Rémi, élève qui était en chimiothérapie à cause d’une rechute de la tumeur au cerveau dont il avait déjà été opéré à plusieurs reprises, était suivi d’un nombre d’adultes impressionnant. Nombreuses absences et une grande fatigue scandaient sa scolarité. Cependant, le temps de sa présence au collège, Rémi était plutôt en forme et commençait à manifester quelques comportements agressifs et des passages à l’acte difficilement abordables avec lui. Dès que j’ai avancé cette question en réunion d’équipe, une foule de professionnels s’est mise à parler pour justifier son comportement et expliquer ses causes : médicales, psychologiques, familiales, sociales, scolaires …


« La seule façon qu’il trouvait d’exister était son agressivité qui pourrait être interprétée comme un cri désespéré, manifestant son désir de vivre en tant qu’être parlant, au-delà des discours des experts, le figeant à la place de patient. »

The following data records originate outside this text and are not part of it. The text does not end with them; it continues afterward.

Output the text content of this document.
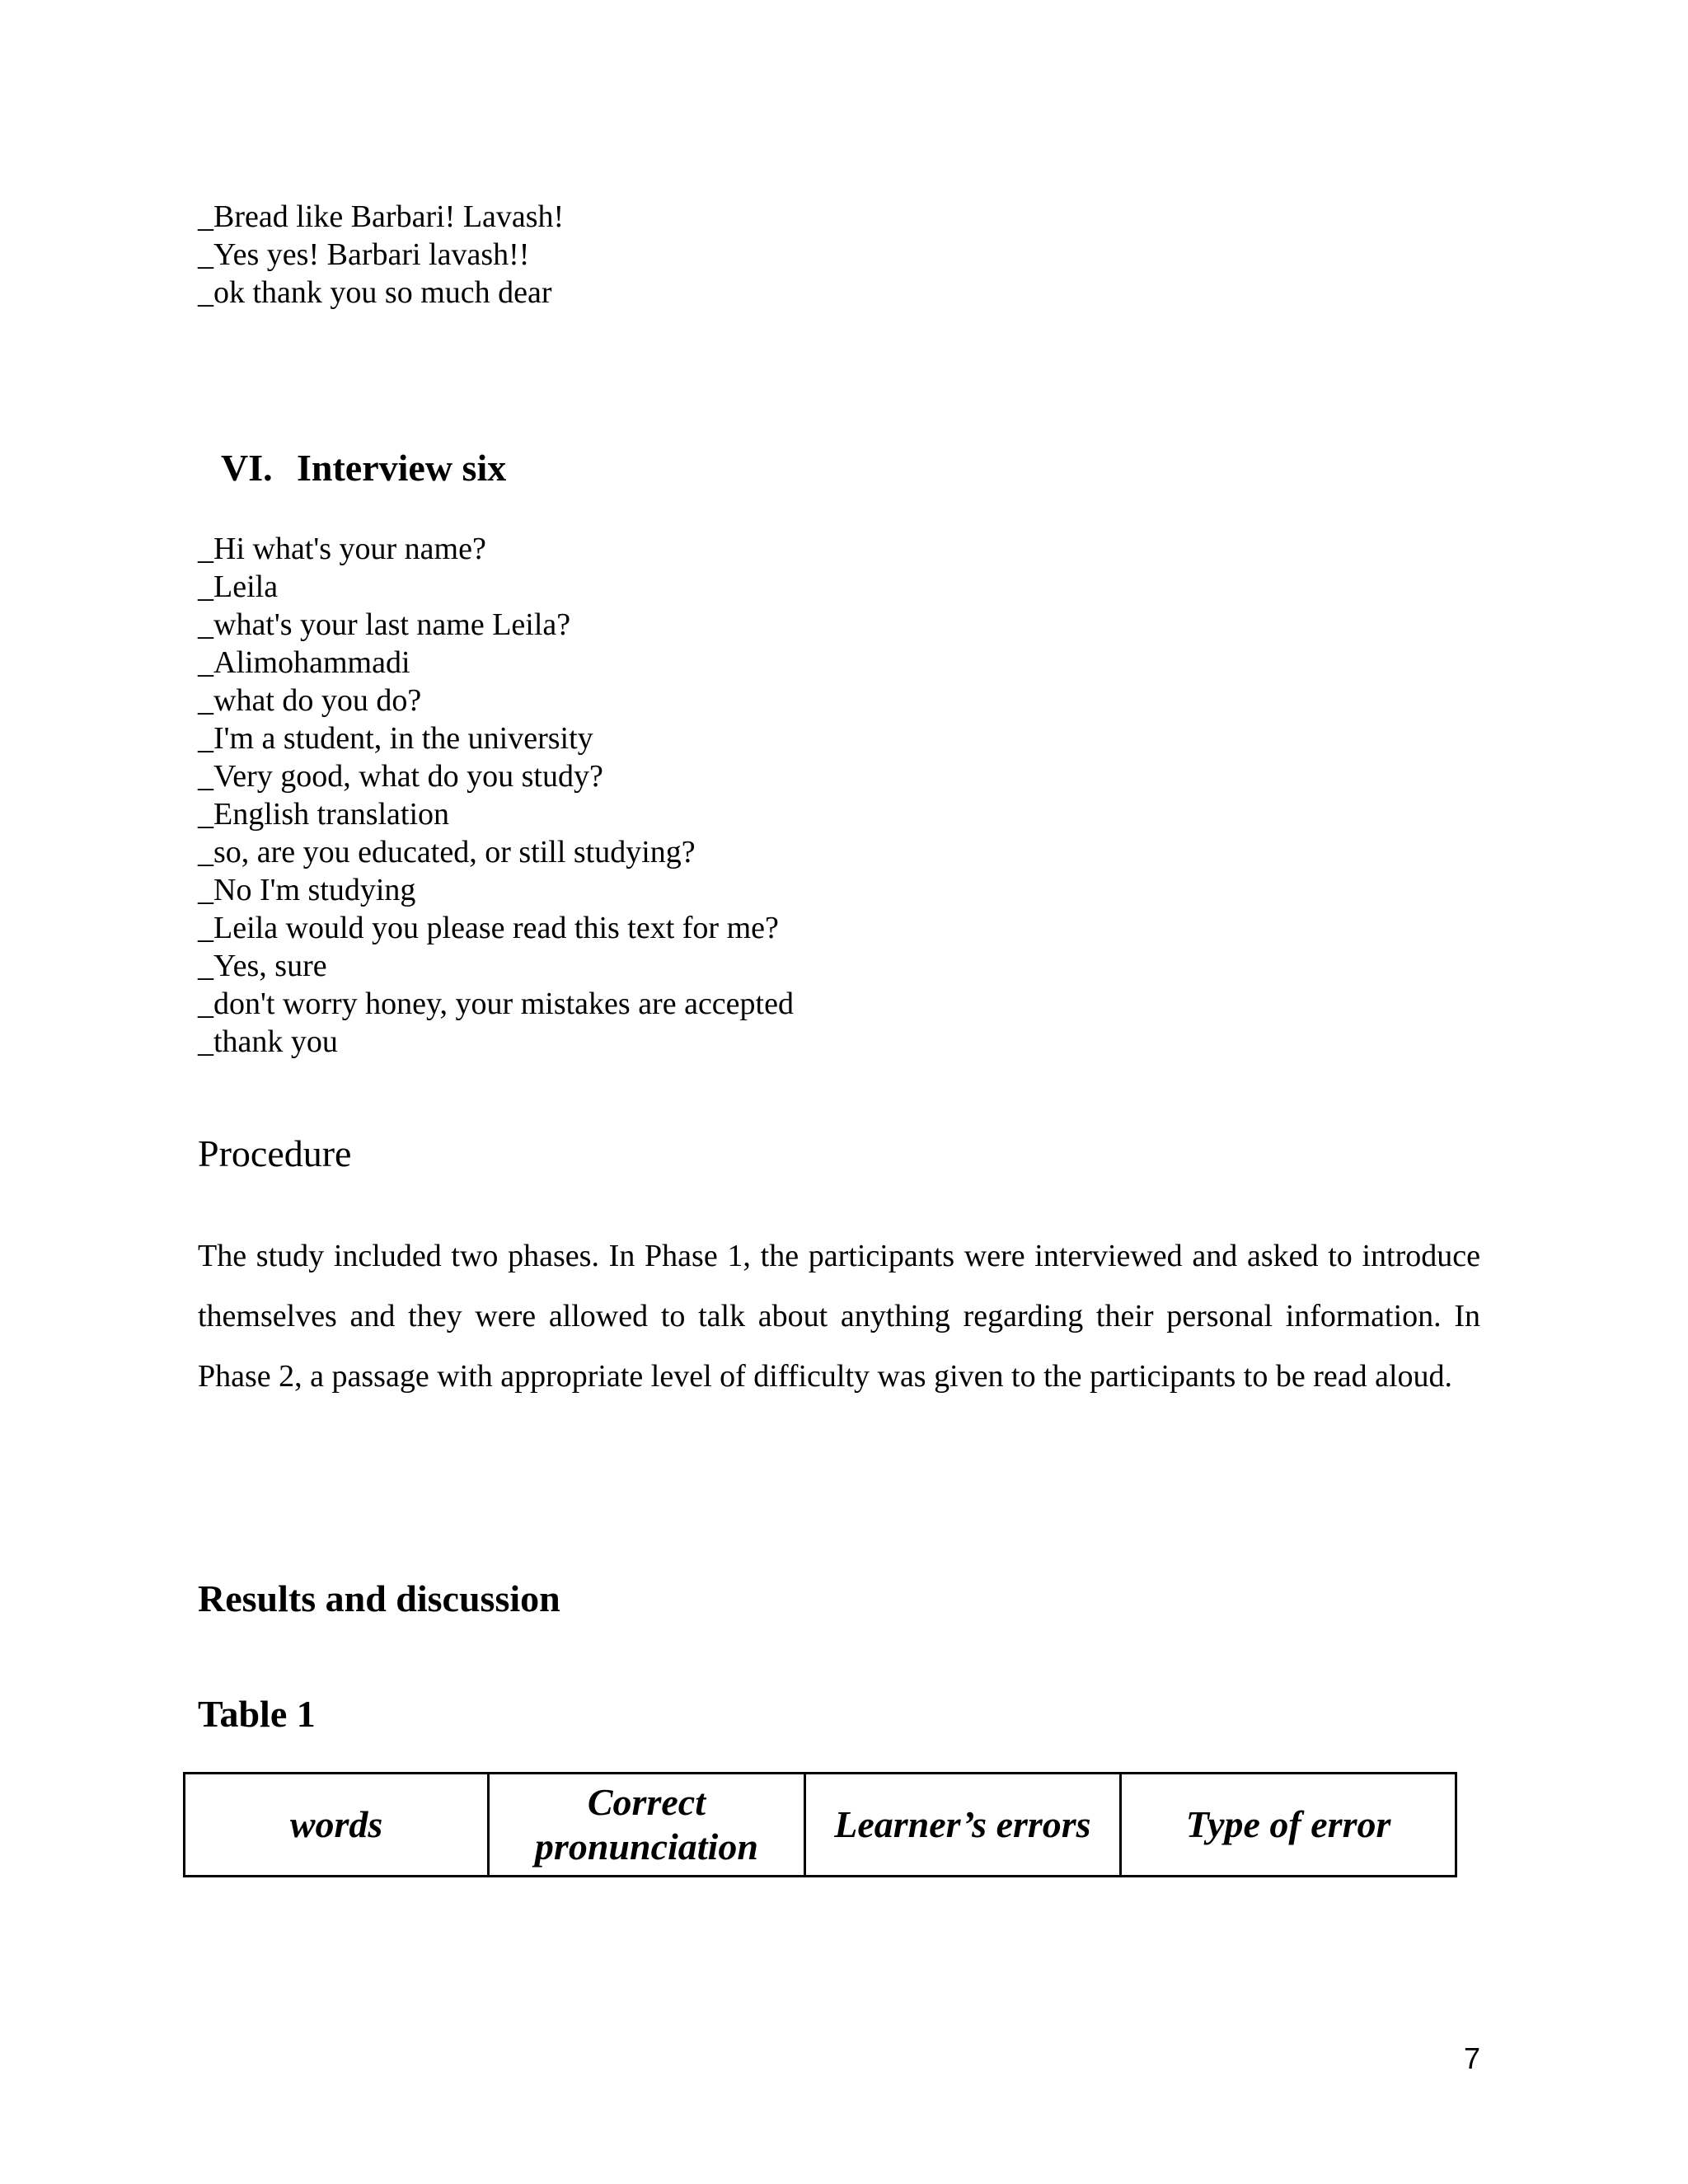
_Bread like Barbari! Lavash!
_Yes yes! Barbari lavash!!
_ok thank you so much dear
VI. Interview six
_Hi what's your name?
_Leila
_what's your last name Leila?
_Alimohammadi
_what do you do?
_I'm a student, in the university
_Very good, what do you study?
_English translation
_so, are you educated, or still studying?
_No I'm studying
_Leila would you please read this text for me?
_Yes, sure
_don't worry honey, your mistakes are accepted
_thank you
Procedure

The study included two phases. In Phase 1, the participants were interviewed and asked to introduce themselves and they were allowed to talk about anything regarding their personal information. In Phase 2, a passage with appropriate level of difficulty was given to the participants to be read aloud.

Results and discussion
Table 1
words	Correct pronunciation	Learner’s errors	Type of error
7
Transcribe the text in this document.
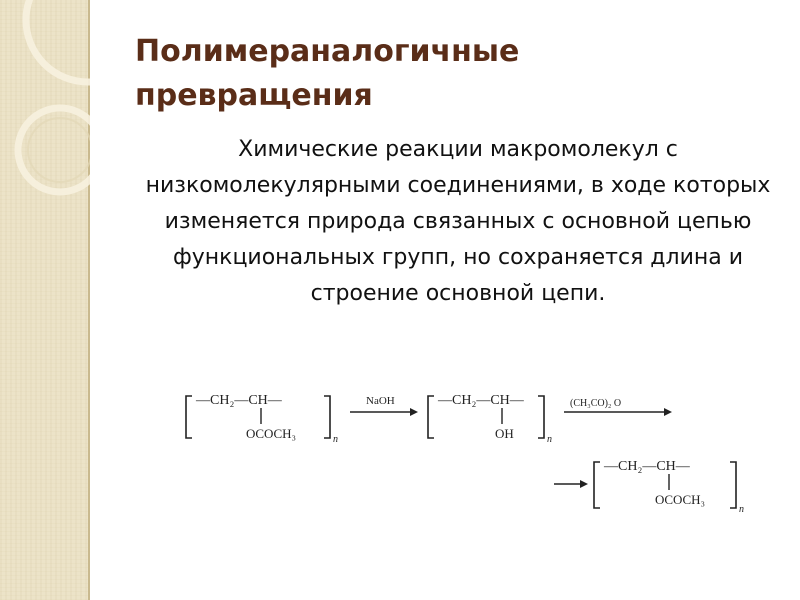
Полимераналогичные
превращения

Химические реакции макромолекул с низкомолекулярными соединениями, в ходе которых изменяется природа связанных с основной цепью функциональных групп, но сохраняется длина и строение основной цепи.

—CH₂—CH—
OCOCH₃	n
NaOH	—CH₂—CH—
OH	n
(CH₃CO)₂ O
—CH₂—CH—
OCOCH₃
n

Au point qu’il est devenu inévitable de faire taire tout ce petit monde des professionnels qui parlait à sa place. Car en parlant tous à sa place, nous ne lui donnions aucune possibilité d’exister en tant que sujet, en dehors de sa maladie. L’angoisse de mort était très présente dans l’équipe de suivi de ce jeune et les équipes, très bienveillantes, ont suffoqué le sujet. La seule façon qu’il trouvait d’exister était son agressivité qui pourrait être interprétée comme un cri désespéré, manifestant son désir de vivre en tant qu’être parlant, au-delà des discours des experts, le figeant à la place de patient. L’orientation que j’ai prise avec ce jeune semblait simple mais elle signifiait un vrai tournant de perspective : le tenir responsable de ses actes. C’était un axe de travail qui a ouvert la voie vers une parole singulière, lui donnant ainsi le droit d’exister. Ramener le symptôme au dire a libéré le sujet dans son acte.